IPv4, IPv6, and why the old one won't die
2026-07-16 · networking · infra
IPv4 has room for about 4.3 billion addresses (32 bits). That sounded infinite in 1981 and ran out in practice around 2011, when the central pool handed its last blocks to the regional registries. IPv6 fixes the math with 128 bits, which is more addresses than anyone will use before the sun burns out. So why is IPv4 still everywhere?
Why IPv4 won't die
- It works, and rewrites are expensive. Every router, firewall, script, and hardcoded config that assumes a v4 address is something a human has to touch to move off it.
- NAT bought it decades.
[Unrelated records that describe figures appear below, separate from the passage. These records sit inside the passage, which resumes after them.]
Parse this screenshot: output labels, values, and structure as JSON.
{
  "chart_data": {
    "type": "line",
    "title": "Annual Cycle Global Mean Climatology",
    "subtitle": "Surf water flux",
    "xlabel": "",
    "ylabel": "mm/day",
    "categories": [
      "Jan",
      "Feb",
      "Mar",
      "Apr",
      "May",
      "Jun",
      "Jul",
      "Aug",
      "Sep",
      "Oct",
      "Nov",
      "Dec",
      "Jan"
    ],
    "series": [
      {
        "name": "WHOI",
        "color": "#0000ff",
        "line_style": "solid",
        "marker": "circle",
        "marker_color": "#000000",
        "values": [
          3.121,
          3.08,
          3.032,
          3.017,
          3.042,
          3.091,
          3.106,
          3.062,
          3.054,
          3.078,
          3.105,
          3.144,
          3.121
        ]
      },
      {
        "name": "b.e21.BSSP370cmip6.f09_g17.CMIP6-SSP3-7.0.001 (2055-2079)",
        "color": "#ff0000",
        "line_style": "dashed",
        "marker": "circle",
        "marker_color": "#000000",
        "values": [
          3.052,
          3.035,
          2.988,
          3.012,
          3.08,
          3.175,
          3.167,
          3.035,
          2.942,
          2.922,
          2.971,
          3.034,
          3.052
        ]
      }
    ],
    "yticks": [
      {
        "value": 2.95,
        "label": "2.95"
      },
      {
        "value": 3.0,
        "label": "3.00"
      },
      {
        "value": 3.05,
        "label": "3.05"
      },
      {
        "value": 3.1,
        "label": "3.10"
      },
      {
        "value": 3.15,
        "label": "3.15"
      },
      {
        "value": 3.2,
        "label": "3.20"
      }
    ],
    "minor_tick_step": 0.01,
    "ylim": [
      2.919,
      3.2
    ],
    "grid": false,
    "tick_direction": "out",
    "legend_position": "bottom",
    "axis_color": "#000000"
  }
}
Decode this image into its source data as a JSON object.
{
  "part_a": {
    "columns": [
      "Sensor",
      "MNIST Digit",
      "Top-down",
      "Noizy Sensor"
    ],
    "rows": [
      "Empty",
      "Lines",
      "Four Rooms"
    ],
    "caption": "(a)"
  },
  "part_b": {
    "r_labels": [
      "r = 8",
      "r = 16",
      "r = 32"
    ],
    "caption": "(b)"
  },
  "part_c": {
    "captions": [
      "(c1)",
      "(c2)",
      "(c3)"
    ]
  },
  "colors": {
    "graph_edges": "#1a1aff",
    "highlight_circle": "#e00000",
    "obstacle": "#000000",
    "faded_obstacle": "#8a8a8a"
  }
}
One public address can sit in front of thousands of private ones (that is what the public-vs-private note gets into). NAT quietly removed the urgency to migrate.
- v6 is all-or-nothing-ish. During the transition you run both stacks at once (dual-stack), which is more surface area, not less, so people delay.
- Not everything speaks it. Plenty of ISPs, old gear, and services are still v4-only, so you cannot fully drop v4 even when you want to.
Who owns how many
The addresses were handed out early and generously. A handful of organizations each hold an entire /8 block, which is about 16.7 million addresses: the US Department of Defense (several), MIT, Ford, HP (through DEC and Compaq), and Apple, among others. Universities and early internet players got blocks in the 80s that would be worth a fortune today.
"Worth a fortune" is literal now. With the free pools empty, IPv4 addresses trade on a transfer market for roughly $30 to $50 each, so a single /24 (256 addresses) is a five-figure asset.
How the cloud still hands them out
- They own and buy huge blocks, from historical allocations plus steady purchasing on the transfer market.
- They share aggressively. Load balancers, carrier-grade NAT, and per-service proxies let many customers sit behind far fewer public addresses.
- They started charging. AWS began billing for every public IPv4 in 2024, which is both a scarcity signal and a nudge toward IPv6.
The long-term answer is still IPv6. The short-term answer is that IPv4 became a managed, priced, traded resource instead of a free one, and that is enough to keep it limping along.